Obwohl die Regierung und 14 bewaffnete Gruppen im Februar 2019 ein Friedensabkommen unterzeichnet hatten, blieb die Sicherheitslage instabil. Bewaffnete Gruppen, unter ihnen die Ex-Séléka- und Anti-Balaka-Milizen, kontrollierten nach wie vor den größten Teil des Landes. Der UN-Sicherheitsrat verlängerte im Juli 2020 das für die ZAR geltende Waffenembargo um ein Jahr. Im November 2020 wurde das Mandat der Mehrdimensionalen integrierten Stabilisierungsmission der Vereinten Nationen in der Zentralafrikanischen Republik (MINUSCA) ebenfalls um ein weiteres Jahr verlängert.

Am 3. Dezember 2020 lehnte das Verfassungsgericht mehrere Kandidaturen für die Präsidentschaftswahl am 27. Dezember ab, darunter die des ehemaligen Präsidenten Francois Bozizé. Am 17. Dezember bildeten mehrere bewaffnete Gruppen die Koalition der Patrioten für den Wandel, um sich der Präsidentschaftswahl zu widersetzen, und führten Angriffe im Westen und Süden des Landes durch.

Menschenrechtsverstöße durch bewaffnete Gruppen

Bewaffnete Gruppen waren für Kriegsverbrechen und andere schwerwiegende Menschenrechtsverstöße, darunter rechtswidrige Tötungen, sexualisierte Gewalt gegen die Zivilbevölkerung und Angriffe auf Mitarbeiter_innen von humanitären Hilfsorganisationen, verantwortlich. Zu den Haupttätern gehörten die bewaffneten Gruppierungen Front populaire pour la renaissance de la Centrafrique, Mouvement patriotique pour la Centrafrique, Retour, réclamation, réhabilitation (3R), Unité pour la paix en Centrafrique und die Anti-Balaka-Milizen.

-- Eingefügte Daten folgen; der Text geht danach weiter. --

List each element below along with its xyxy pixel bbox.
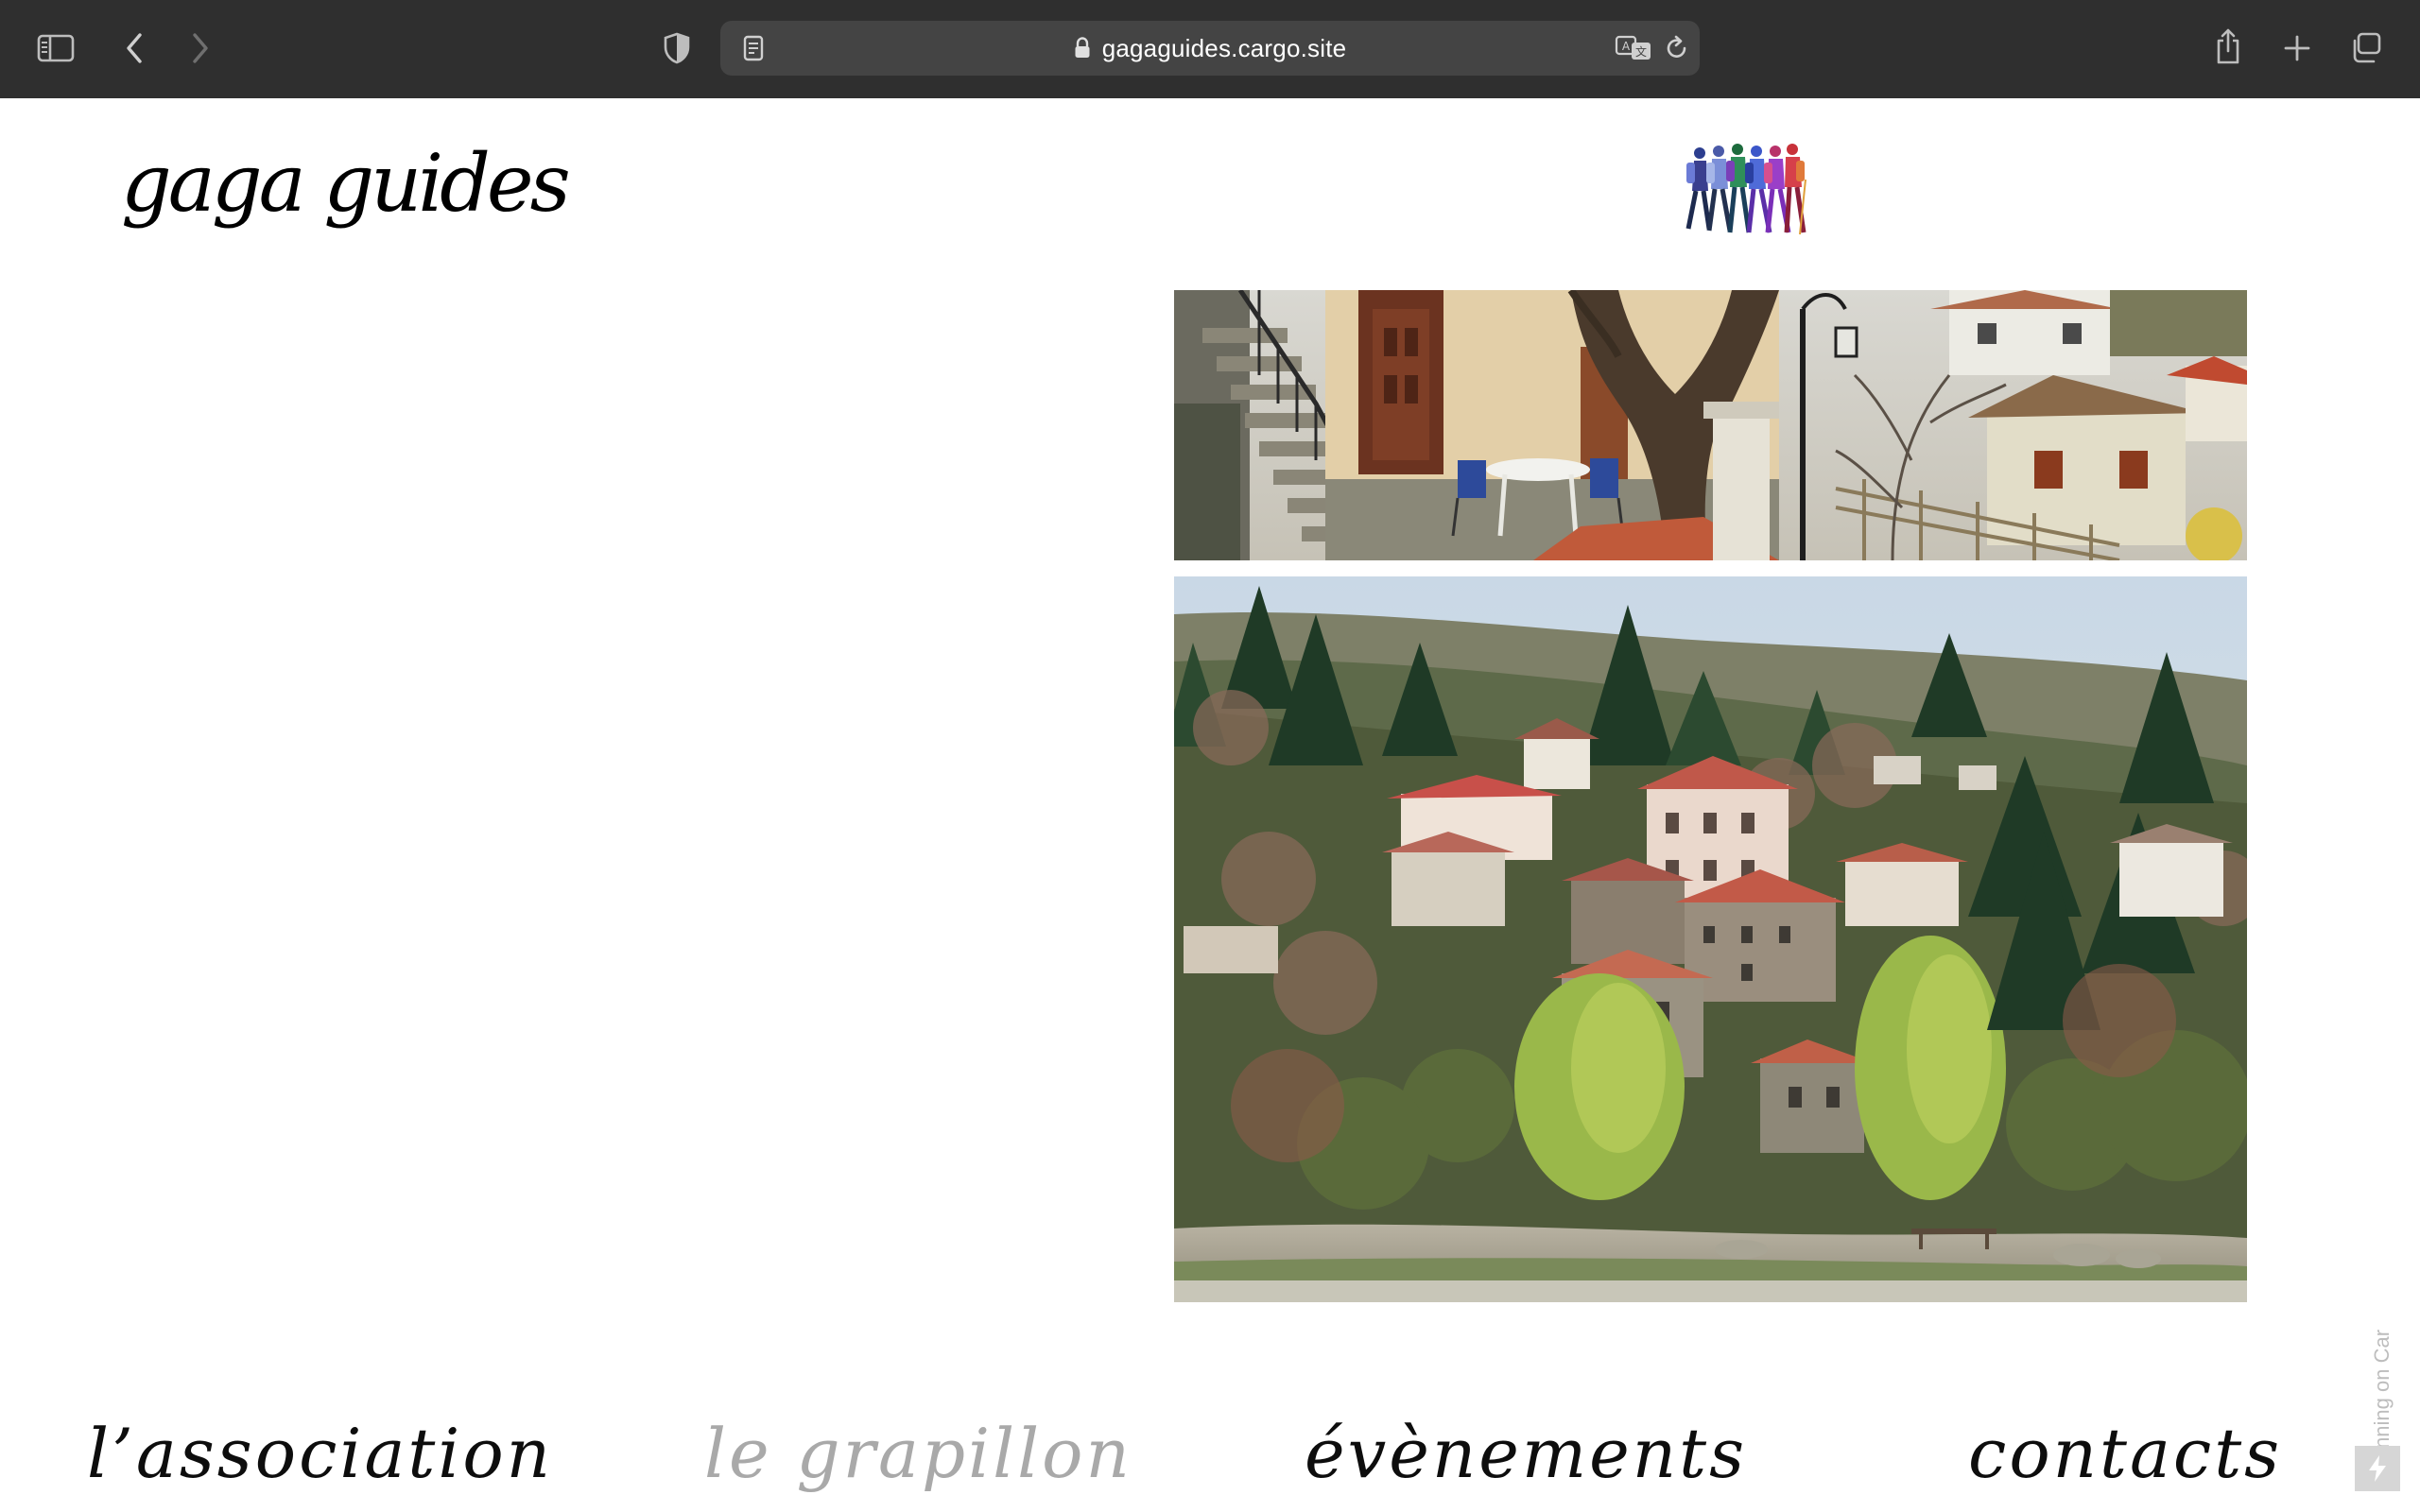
svg-text:A: A: [1622, 40, 1631, 53]
shield-icon[interactable]: [658, 28, 696, 68]
hikers-logo[interactable]: [1683, 142, 1807, 240]
web-page: gaga guides l’association le grapillon é…: [0, 98, 2420, 1512]
bolt-icon[interactable]: [2355, 1446, 2400, 1491]
site-title[interactable]: gaga guides: [121, 144, 571, 223]
url-text[interactable]: gagaguides.cargo.site: [1102, 34, 1347, 63]
nav-evenements[interactable]: évènements: [1305, 1419, 1747, 1487]
nav-contacts[interactable]: contacts: [1968, 1419, 2282, 1487]
lock-icon: [1074, 37, 1091, 60]
reload-icon[interactable]: [1660, 30, 1694, 66]
svg-text:文: 文: [1635, 44, 1647, 59]
plus-icon[interactable]: [2278, 28, 2316, 68]
nav-grapillon[interactable]: le grapillon: [704, 1419, 1132, 1487]
translate-icon[interactable]: A 文: [1613, 30, 1654, 66]
sidebar-icon[interactable]: [36, 28, 76, 68]
browser-toolbar: gagaguides.cargo.site A 文: [0, 0, 2420, 99]
village-courtyard-photo: [1174, 290, 2247, 560]
chevron-right-icon[interactable]: [183, 28, 217, 68]
chevron-left-icon[interactable]: [117, 28, 151, 68]
tabs-overview-icon[interactable]: [2346, 28, 2386, 68]
share-icon[interactable]: [2210, 25, 2246, 68]
hillside-village-photo: [1174, 576, 2247, 1302]
address-bar[interactable]: gagaguides.cargo.site A 文: [720, 21, 1700, 76]
nav-association[interactable]: l’association: [87, 1419, 553, 1487]
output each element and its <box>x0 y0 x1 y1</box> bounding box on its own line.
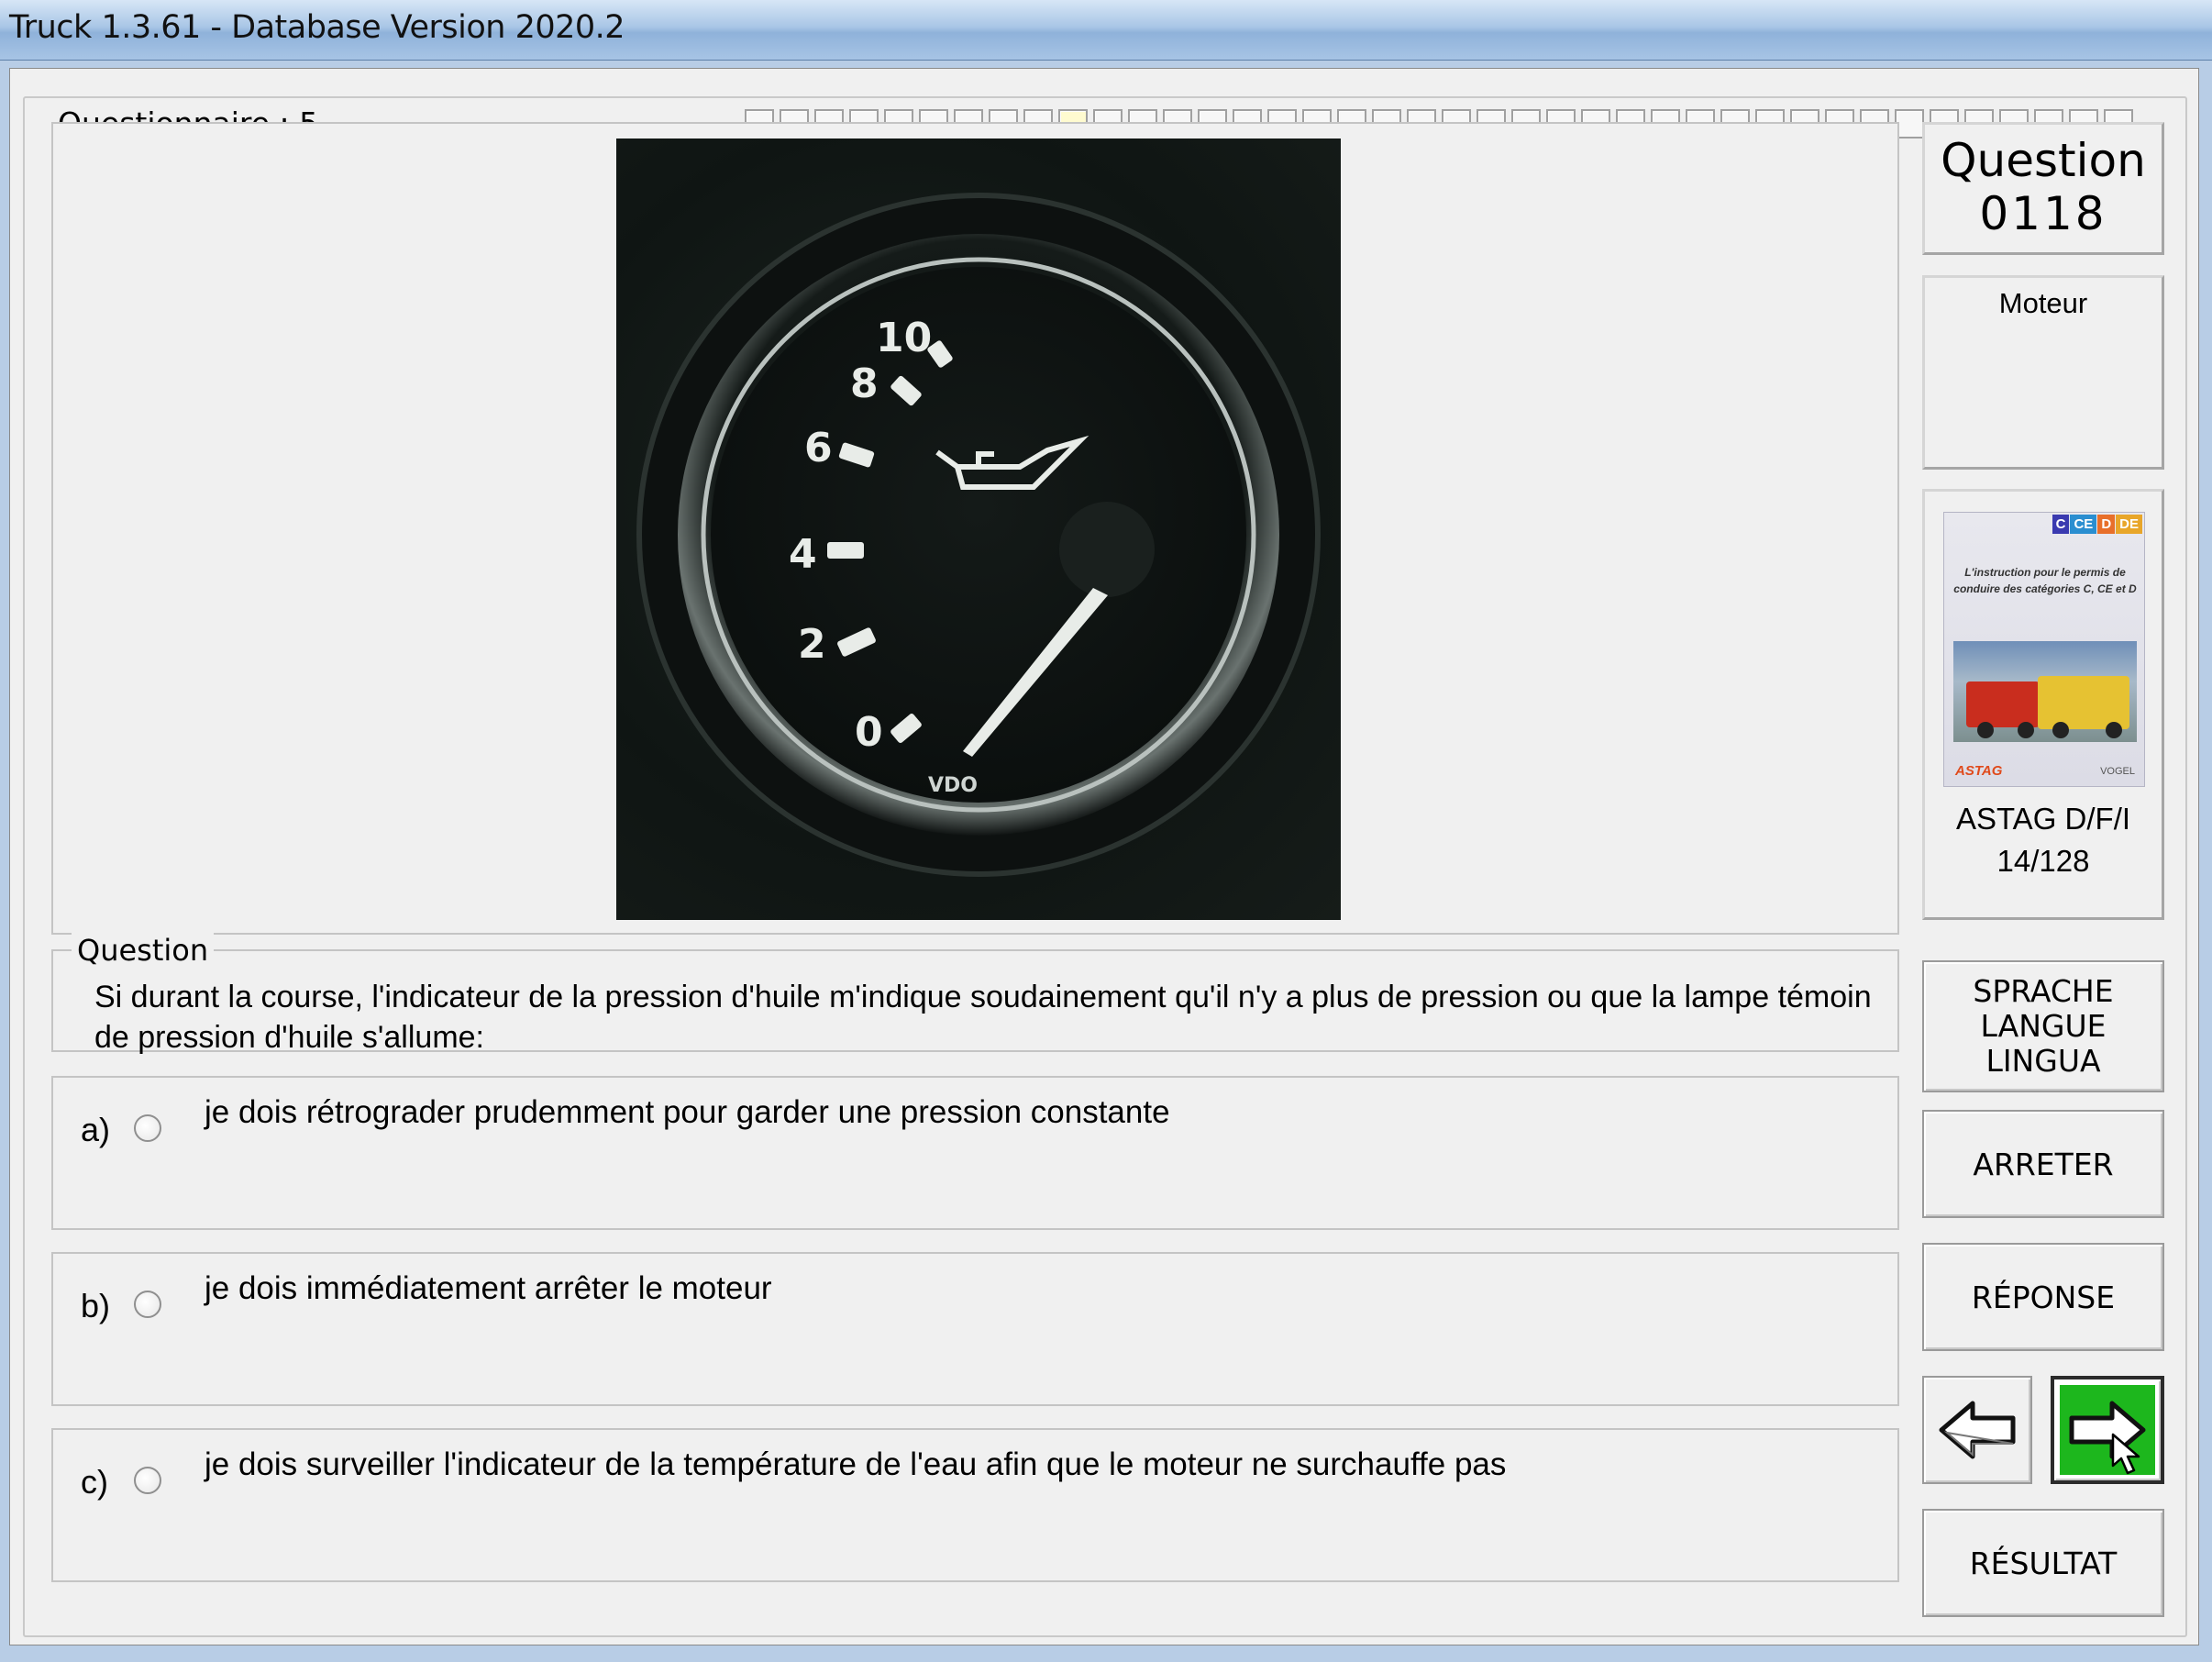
answer-text: je dois surveiller l'indicateur de la te… <box>205 1446 1507 1482</box>
category-box: Moteur <box>1922 275 2164 470</box>
language-button[interactable]: SPRACHE LANGUE LINGUA <box>1922 960 2164 1092</box>
client-area: Questionnaire : 5 <box>9 68 2199 1645</box>
answer-option-c[interactable]: c) je dois surveiller l'indicateur de la… <box>51 1428 1899 1582</box>
answer-letter: a) <box>81 1111 111 1148</box>
answer-option-b[interactable]: b) je dois immédiatement arrêter le mote… <box>51 1252 1899 1406</box>
gauge-tick-10: 10 <box>876 315 932 361</box>
category-label: Moteur <box>1998 287 2088 319</box>
answer-letter: b) <box>81 1287 111 1324</box>
publisher-logo: ASTAG <box>1955 763 2003 779</box>
vogel-logo: VOGEL <box>2100 766 2135 777</box>
app-window: Questionnaire : 5 <box>0 61 2212 1662</box>
gauge-brand: VDO <box>928 774 978 797</box>
title-bar: Truck 1.3.61 - Database Version 2020.2 <box>0 0 2212 61</box>
truck-icon <box>1966 681 2040 727</box>
answer-radio-c[interactable] <box>134 1467 161 1494</box>
language-label-it: LINGUA <box>1985 1043 2101 1079</box>
question-legend: Question <box>72 933 215 968</box>
question-text: Si durant la course, l'indicateur de la … <box>94 980 1872 1055</box>
gauge-tick-0: 0 <box>855 709 883 756</box>
stop-button[interactable]: ARRETER <box>1922 1110 2164 1218</box>
answer-option-a[interactable]: a) je dois rétrograder prudemment pour g… <box>51 1076 1899 1230</box>
book-caption-title: ASTAG D/F/I <box>1955 802 2131 836</box>
book-caption-page: 14/128 <box>1996 844 2090 878</box>
question-number: 0118 <box>1979 187 2107 240</box>
reference-book-box: C CE D DE L'instruction pour le permis d… <box>1922 489 2164 920</box>
answer-text: je dois immédiatement arrêter le moteur <box>205 1270 772 1306</box>
answer-text: je dois rétrograder prudemment pour gard… <box>205 1094 1170 1130</box>
book-cover-photo <box>1953 641 2137 742</box>
badge-de: DE <box>2116 515 2142 534</box>
answer-letter: c) <box>81 1463 108 1501</box>
answer-radio-b[interactable] <box>134 1291 161 1318</box>
answer-radio-a[interactable] <box>134 1114 161 1142</box>
book-cover-image: C CE D DE L'instruction pour le permis d… <box>1943 512 2145 787</box>
question-image-panel: 0 2 4 6 8 10 VDO <box>51 122 1899 935</box>
badge-d: D <box>2097 515 2116 534</box>
language-label-fr: LANGUE <box>1980 1008 2107 1044</box>
result-button[interactable]: RÉSULTAT <box>1922 1509 2164 1617</box>
book-cover-text: L'instruction pour le permis de conduire… <box>1953 566 2137 595</box>
gauge-tick-8: 8 <box>850 360 879 407</box>
mouse-cursor-icon <box>2111 1433 2140 1475</box>
oil-pressure-gauge-photo: 0 2 4 6 8 10 VDO <box>616 138 1341 920</box>
next-button[interactable] <box>2051 1376 2164 1484</box>
badge-c: C <box>2052 515 2070 534</box>
badge-ce: CE <box>2070 515 2097 534</box>
question-number-box: Question 0118 <box>1922 122 2164 255</box>
left-arrow-icon <box>1939 1401 2016 1459</box>
category-badges: C CE D DE <box>2052 515 2142 534</box>
gauge-tick-2: 2 <box>798 621 826 668</box>
gauge-tick-6: 6 <box>804 425 833 471</box>
question-number-label: Question <box>1941 134 2146 187</box>
gauge-illustration: 0 2 4 6 8 10 VDO <box>636 193 1321 877</box>
window-title: Truck 1.3.61 - Database Version 2020.2 <box>9 9 625 46</box>
previous-button[interactable] <box>1922 1376 2032 1484</box>
question-group: Question Si durant la course, l'indicate… <box>51 933 1899 1055</box>
show-answer-button[interactable]: RÉPONSE <box>1922 1243 2164 1351</box>
language-label-de: SPRACHE <box>1973 973 2114 1009</box>
gauge-tick-4: 4 <box>789 531 817 578</box>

Nach Angaben des UN-Sicherheitsrats töteten bewaffnete Gruppen im März 2020 bei einem Angriff auf Ndélé, einer Stadt im Nordosten der ZAR, 18 Zivilpersonen. Zwischen Juni und Oktober 2020 verzeichnete der UN-Generalsekretär 271 Fälle von Menschenrechtsverstößen, einschließlich Morden, Vergewaltigungen und Plünderungen. Im selben Zeitraum dokumentierten die Vereinten Nationen im Zusammenhang mit dem Konflikt 60 Fälle sexualisierter Gewalt. In 55 Fällen handelte es sich um Vergewaltigungen oder Vergewaltigungsversuche, die in einem Fall zum Tod des Opfers führten, sowie um vier Zwangsverheiratungen und in einem Fall um sexuelle Versklavung. Das Land war immer noch eines der gefährlichsten Länder für Mitarbeiter_innen humanitärer Hilfsorganisationen. Das UN-Büro für die Koordinierung humanitärer Angelegenheiten (OCHA) verzeichnete 424 Vorfälle, die sich gegen Mitarbeiter_innen von Hilfsorganisationen und deren Einrichtungen richteten – hauptsächlich Raubüberfälle, Diebstähle und Drohungen –, darunter 59 Fälle im Dezember 2020. Drei Mitarbeiter_innen von Hilfsorganisationen wurden getötet und 29 verletzt.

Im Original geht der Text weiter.